Dazu kamen vermehrt formelle Alltagsorte wie (großenteils schwule) Szenekneipen, die mit der Ausgeh- und Tanzkultur der späten 1980er Jahre immer mehr eine Mischung aus Bars und Klubs wurden. Diese Ambivalenz aus einerseits tatsächlicher Todesangst und massiver diskursiver Stigmatisierung und andererseits einer sich immer offener formierenden und wortwörtlich fest einmietenden erst schwulen und dann zunehmend homosexuellen Szene bedeutet den Durchbruch für die Sichtbarkeit von Homosexualität im Osnabrücker Stadtraum. Sie wurde keineswegs "normal" im Sinne der bestehenden Moral- und Rechtsvorstellungen, aber sie veralltäglichte sich.

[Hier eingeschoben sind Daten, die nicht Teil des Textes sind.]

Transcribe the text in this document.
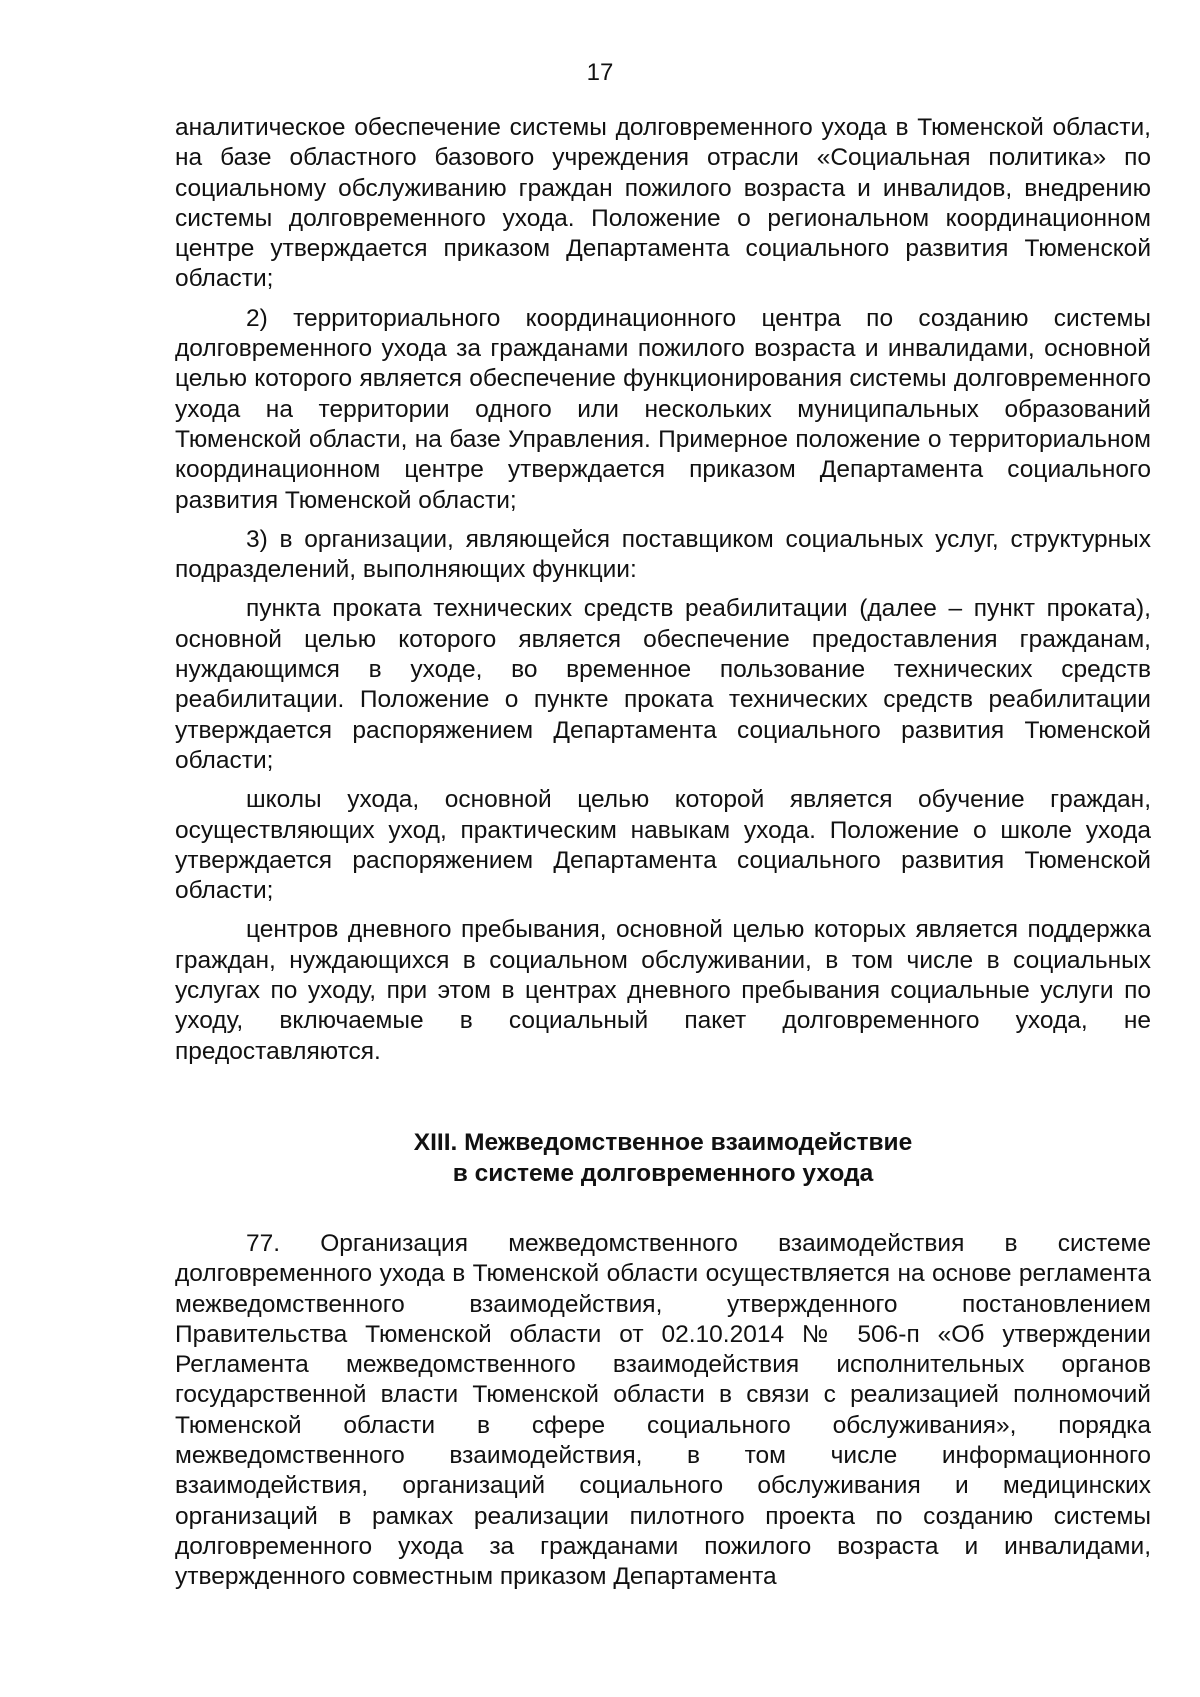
17

аналитическое обеспечение системы долговременного ухода в Тюменской области, на базе областного базового учреждения отрасли «Социальная политика» по социальному обслуживанию граждан пожилого возраста и инвалидов, внедрению системы долговременного ухода. Положение о региональном координационном центре утверждается приказом Департамента социального развития Тюменской области;

2) территориального координационного центра по созданию системы долговременного ухода за гражданами пожилого возраста и инвалидами, основной целью которого является обеспечение функционирования системы долговременного ухода на территории одного или нескольких муниципальных образований Тюменской области, на базе Управления. Примерное положение о территориальном координационном центре утверждается приказом Департамента социального развития Тюменской области;

3) в организации, являющейся поставщиком социальных услуг, структурных подразделений, выполняющих функции:

пункта проката технических средств реабилитации (далее – пункт проката), основной целью которого является обеспечение предоставления гражданам, нуждающимся в уходе, во временное пользование технических средств реабилитации. Положение о пункте проката технических средств реабилитации утверждается распоряжением Департамента социального развития Тюменской области;

школы ухода, основной целью которой является обучение граждан, осуществляющих уход, практическим навыкам ухода. Положение о школе ухода утверждается распоряжением Департамента социального развития Тюменской области;

центров дневного пребывания, основной целью которых является поддержка граждан, нуждающихся в социальном обслуживании, в том числе в социальных услугах по уходу, при этом в центрах дневного пребывания социальные услуги по уходу, включаемые в социальный пакет долговременного ухода, не предоставляются.

XIII. Межведомственное взаимодействие
в системе долговременного ухода

77. Организация межведомственного взаимодействия в системе долговременного ухода в Тюменской области осуществляется на основе регламента межведомственного взаимодействия, утвержденного постановлением Правительства Тюменской области от 02.10.2014 № 506-п «Об утверждении Регламента межведомственного взаимодействия исполнительных органов государственной власти Тюменской области в связи с реализацией полномочий Тюменской области в сфере социального обслуживания», порядка межведомственного взаимодействия, в том числе информационного взаимодействия, организаций социального обслуживания и медицинских организаций в рамках реализации пилотного проекта по созданию системы долговременного ухода за гражданами пожилого возраста и инвалидами, утвержденного совместным приказом Департамента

Sichtbarkeit und Angriffsfläche
Denn wenngleich die Sichtbarkeit nun eminent zunahm, zeigte die aus der Stadtbevölkerung kommende Aggression immer wieder, dass homosexuelles Leben nicht alltäglich sein sollte, geschweige denn als normal akzeptiert würde. Für die 1980er Jahre häufen sich die Beschreibungen von Übergriffen. Das Jahrzehnt sollte also keineswegs als die Zeit einer triumphalen Befreiung romantisiert werden. Weniger eine Kartierung, sondern vielmehr die Interviews spiegeln dabei, wie stark die Alltäglichkeit dieser, oft verbalen, teilweise aber auch körperlichen Übergriffe aus der Gesellschaft, die Zunahme offen rechtsradikaler Bedrohungen und Angriffe und das als unzureichend empfundene Einschreiten der Staatsgewalt das fragile Sicherheitsempfinden der Betroffenen prägte.